Maybe it was the warm air that hit us as soon as we stepped off the plane. Or the bright orchids that smiled from the windows at the airport. Or the airport staff who wore floral shirts. Whatever it was, as soon as we landed at Naha on the main island of Okinawa, it felt like we’d arrived in Hawaii. And then we arrived, tired and bedraggled at our guesthouse, Ma-Blue in Motobo a couple of hours later, and it turned out to be Hawaiian themed. The room had hammocks and bright prints, and the restaurant was kitted out like a beach shack, with a straw roof, surfboard pictures and road signs for Hawaiian destinations. Plus Hawaiian souvenirs you could buy: Hawaiian T shirts, mugs, coasters, coffee beans and trinkets. It was a bit of a mind-trip: as we ate American style pancakes with cream and pineapples, and listened to the Beach boys with the baseball on TV, it was difficult to remember we were in Japan.
We stayed in north western town of Motobu which at first glance, seemed a bit of an odd decision. The guesthouse advertised itself as having a private beach and a pool. The pool was empty. The beach was a scrap of sand that only emerged once a day at low tide and was covered in plastic. Emerald Beach, only 5 minutes’ drive away looked promising at first, with white sand and gorgeous turquoise water. Little hearts leapt. Except swimming was forbidden due to not one, not two but four different types of dangerous jellyfish and fish in the area. And then there was a tannoy on the beach, blaring out Japanese elevator music interspersed with adverts in four languages. Most odd.
But we made it work. We paddled, made sandcastles, hunted for pretty shells and crabs and paddled some more. By the end of it, we were sun kissed and wind swept and the small disappointments of the day didn’t matter anymore.
And that was how the rest of the week turned out. We didn’t get to learn much about the history or visit many important historical sights. But we did what we could manage and that mainly consisted of driving and discovering places and enjoying what we found. Like Minna Island, a tiny island no more than 4km circumference and only 15 mins away by boat. The closest thing to a tropical paradise I’ve ever been to. Only a handful of people visited that day, so we had the place to ourselves to wander around and absorb.
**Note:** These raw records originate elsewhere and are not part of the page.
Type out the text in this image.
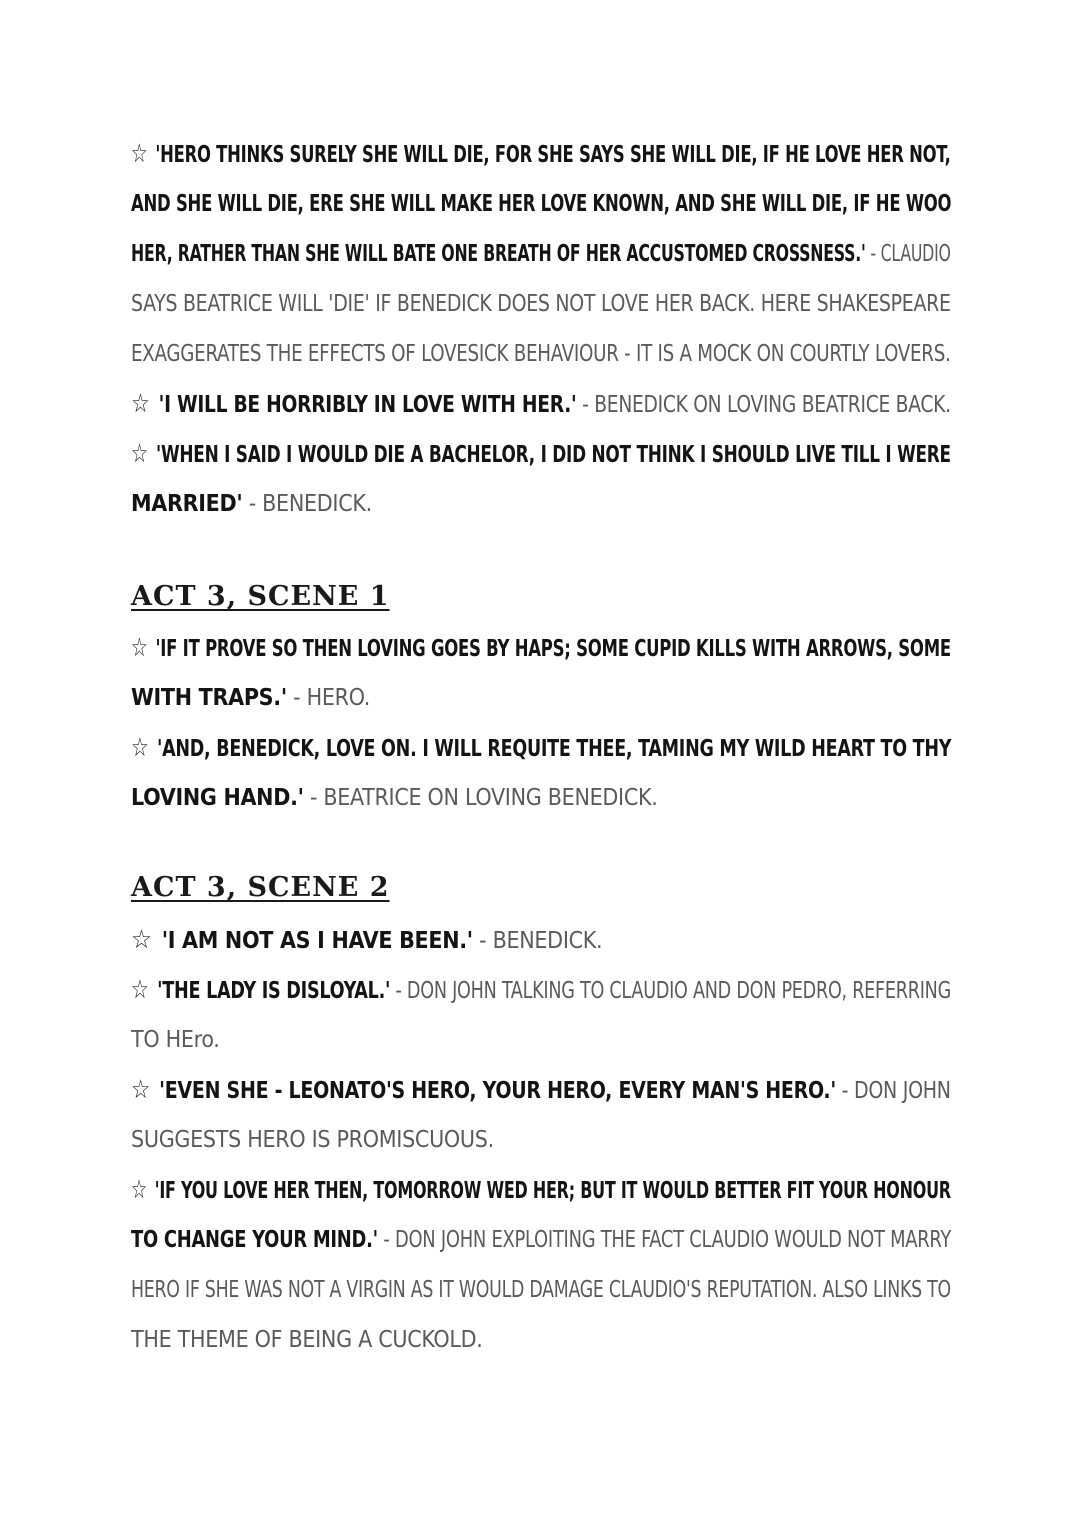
☆ 'HERO THINKS SURELY SHE WILL DIE, FOR SHE SAYS SHE WILL DIE, IF HE LOVE HER NOT,
AND SHE WILL DIE, ERE SHE WILL MAKE HER LOVE KNOWN, AND SHE WILL DIE, IF HE WOO
HER, RATHER THAN SHE WILL BATE ONE BREATH OF HER ACCUSTOMED CROSSNESS.' - CLAUDIO
SAYS BEATRICE WILL 'DIE' IF BENEDICK DOES NOT LOVE HER BACK. HERE SHAKESPEARE
EXAGGERATES THE EFFECTS OF LOVESICK BEHAVIOUR - IT IS A MOCK ON COURTLY LOVERS.
☆ 'I WILL BE HORRIBLY IN LOVE WITH HER.' - BENEDICK ON LOVING BEATRICE BACK.
☆ 'WHEN I SAID I WOULD DIE A BACHELOR, I DID NOT THINK I SHOULD LIVE TILL I WERE
MARRIED' - BENEDICK.
ACT 3, SCENE 1
☆ 'IF IT PROVE SO THEN LOVING GOES BY HAPS; SOME CUPID KILLS WITH ARROWS, SOME
WITH TRAPS.' - HERO.
☆ 'AND, BENEDICK, LOVE ON. I WILL REQUITE THEE, TAMING MY WILD HEART TO THY
LOVING HAND.' - BEATRICE ON LOVING BENEDICK.
ACT 3, SCENE 2
☆ 'I AM NOT AS I HAVE BEEN.' - BENEDICK.
☆ 'THE LADY IS DISLOYAL.' - DON JOHN TALKING TO CLAUDIO AND DON PEDRO, REFERRING
TO HEro.
☆ 'EVEN SHE - LEONATO'S HERO, YOUR HERO, EVERY MAN'S HERO.' - DON JOHN
SUGGESTS HERO IS PROMISCUOUS.
☆ 'IF YOU LOVE HER THEN, TOMORROW WED HER; BUT IT WOULD BETTER FIT YOUR HONOUR
TO CHANGE YOUR MIND.' - DON JOHN EXPLOITING THE FACT CLAUDIO WOULD NOT MARRY
HERO IF SHE WAS NOT A VIRGIN AS IT WOULD DAMAGE CLAUDIO'S REPUTATION. ALSO LINKS TO
THE THEME OF BEING A CUCKOLD.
It was magical and re-set our batteries just so.
The Ocean Expo Park was a big hit. An aquarium, a dolphin theatre, and an adventure playground which we went to most days. And the most unexpectedly enchanting hot-house plants/gardens called the Tropical Dream Centre. Big M loved spotting different tropical fruit trees, feeding the fish, touching huge stag beetles and running up a shell-like tower. We had the place to ourselves which added to our sense of wonder. It felt like we were discovering the place.
I think that’s what made our week on Okinawa. We barely touched the recommended sights of the guidebooks. But we found little independent coffee shops and wine bars on Kouri island, and watched the sun go down under a bridge on Sesuko Island. We swam off deserted beaches (for my part, quite hastily. Turns out I prefer my seas cold and lifeless) and went for ‘jungle’ walks, finding huge purple hermit crabs and ‘techno’ bugs. We imagined vast palaces at castle ruins and ate noodles whilst watching sumo wrestling on TV in the castle cafe. We danced on the decking as the sun rose and had huge bubble baths. Big M even rode a goat.
It wasn’t planned, there were places we were gutted not to see and I don’t know if I’d recommend staying where we did. But as we landed back in a greyer, cooler Osaka I looked at myself in the mirror and realised I had freckles, was smiling and had a tropical flower in my hair. Okinawa was just the tonic we needed.